Friday, March 19, 2010

Koji Wakamatsu's Yuke yuke nidome no shojo (1969)

With sunglasses on at night with a Blues Brothers movie poster behind him, sitting at a bar, smoking some cigarettes and maybe having a drink or two, Koji Wakamatsu speaks coolly about his career. Having been kicked out of his old apartment for painting the walls (to make a movie within), Wakamatsu moved to another. This apartment building had a roof where Wakamatsu liked to go to either relax or exercise. He was hit one day with the idea of making a film with the roof as its location. At the time, he was reading a poem by a poet who was a friend of his screenwriter and friend, Masao Adachi. Wakamatsu asked Adachi to write a script based on the poem and the location. "All made up," laughs Wakamatsu. "Another four-day film." The film is Yuke yuke nidome no shojo (Go, Go Second Time Virgin) (1969). A lyrical film and quite poetic and also extremely angry.

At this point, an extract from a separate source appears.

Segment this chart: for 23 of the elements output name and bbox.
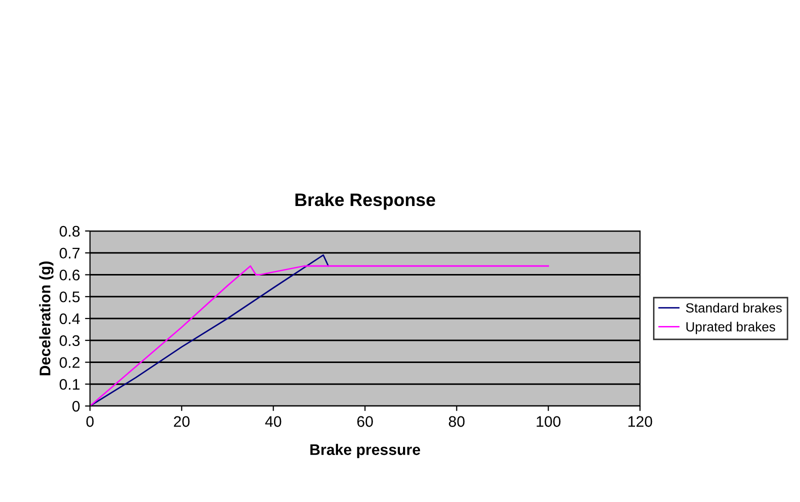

Two-fisted, hands held high to the sky, middle fingers straight up angry.
Plot synopsis #1 (bare-bones, no spoilers, primarily as a warning for prospective viewers as the film is quite intense):

A group of young men are carrying a screaming young woman up the stairs of an apartment building while a meek and timid young man follows behind. On the rooftop, the group, save the meek and timid young man, rape the young woman. This is late afternoon. During the trauma, the young woman passes out. She awakens in the morning on the roof top and her attackers are gone save the young and timid one. The two begin talking. The group awakens, having also slept on the roof top, and before exiting, one of the group rapes the young woman again. She openly confesses her to desire to, right now, want to die. She doesn't want to kill herself, however (as she reveals her very personal reason later on). She wants someone to kill her, and the young meek timid man says that he thinks he can do that for her.

Plot synopsis #2:

Unhappy with they way that the world has treated them, a dissociated young man and a dissociated young woman attempt to connect. "For me," says Wakamatsu. "a woman is a being who understands me and accepts me totally without me needing to explain myself. In my films one always finds a yearning for a woman of infinite grace and kindness." Perhaps this sentiment from Wakamatsu works both ways within Yuke yuke nidome no shojo: the young man is willing to listen to her as she bares all emotionally. The young woman doesn't probe the young man with questions nor does she seem judgmental. She is, however, willing to stay by his side long enough for him to reveal what's inside him.
Finally, perhaps Wakamatsu best describes Yuke yuke nidome no shojo with these opening images:
The adults in Yuke yuke nidome no shojo appear in extremes from clueless to cruel. A woman hangs her washing on the roof top the morning after the young woman's rape, smiling at the sunshine and the beautiful weather, unaware of last night's events and unobservant as to its aftermath. The building's superintendent who locks the roof top at night barely steps over the threshold of the door to investigate; despite having a flashlight in hand, he might as well be blind instead of uncaring and careless in his job. The young woman was a victim of rape once before the incident on the rooftop; and when she is being raped on-screen by the young group of thugs, her mind collapses and she falls into a dream: two adults run her down at sea side and rape her on the beach. The young man had a particularly violent incident happen to him in an apartment the day before, an incident that he shares with the young woman (in some attempt at gaining her understanding). The couple in Yuke yuke nidome no shojo lack innocence only because of the tragedies that have befallen them but not purity. In reality, these young adults are really children and clueless as well. However, Wakamatsu paints his couple as still having an innate desire to make a human connection despite everything and every one around them attempting to pull them apart. Yuke yuke appears so unreal that its reality is polarized. Wakamatsu's unique style benefits thematically as his social criticism never comes off as didactic. Visually, Yuke yuke is stunning. The black and white film gives the volatile events on screen a cooler background. The music is folksy (Wakamatsu admits the music and the songs in the film were written by him, his screenwriter, and his A.D.), and it, like the shooting style, attempt to lull the viewer. The lyrics are poetry with phrases like, "the nitro of love," lacking a true sense of irony which emphasizes its openness and honesty. A color sequence is saved for an intense scene of violence. The violence of the film is harsh, but I don't think Wakamatsu would have it any other way. The objective facts about Yuke yuke nidome no shojo are from Wakamatsu's interview included as a supplement on Image Entertainment's DVD of Go, Go Second Time Virgin. The quote from Wakamatsu within the paragraph entitled "Plot synopsis #2" is from Eros in Hell: Sex, Blood and Madness in Japanese Cinema by Jack Hunter, 1998, Creation Cinema Collection, Volume Nine, Creation Books, London and Berkeley, CA.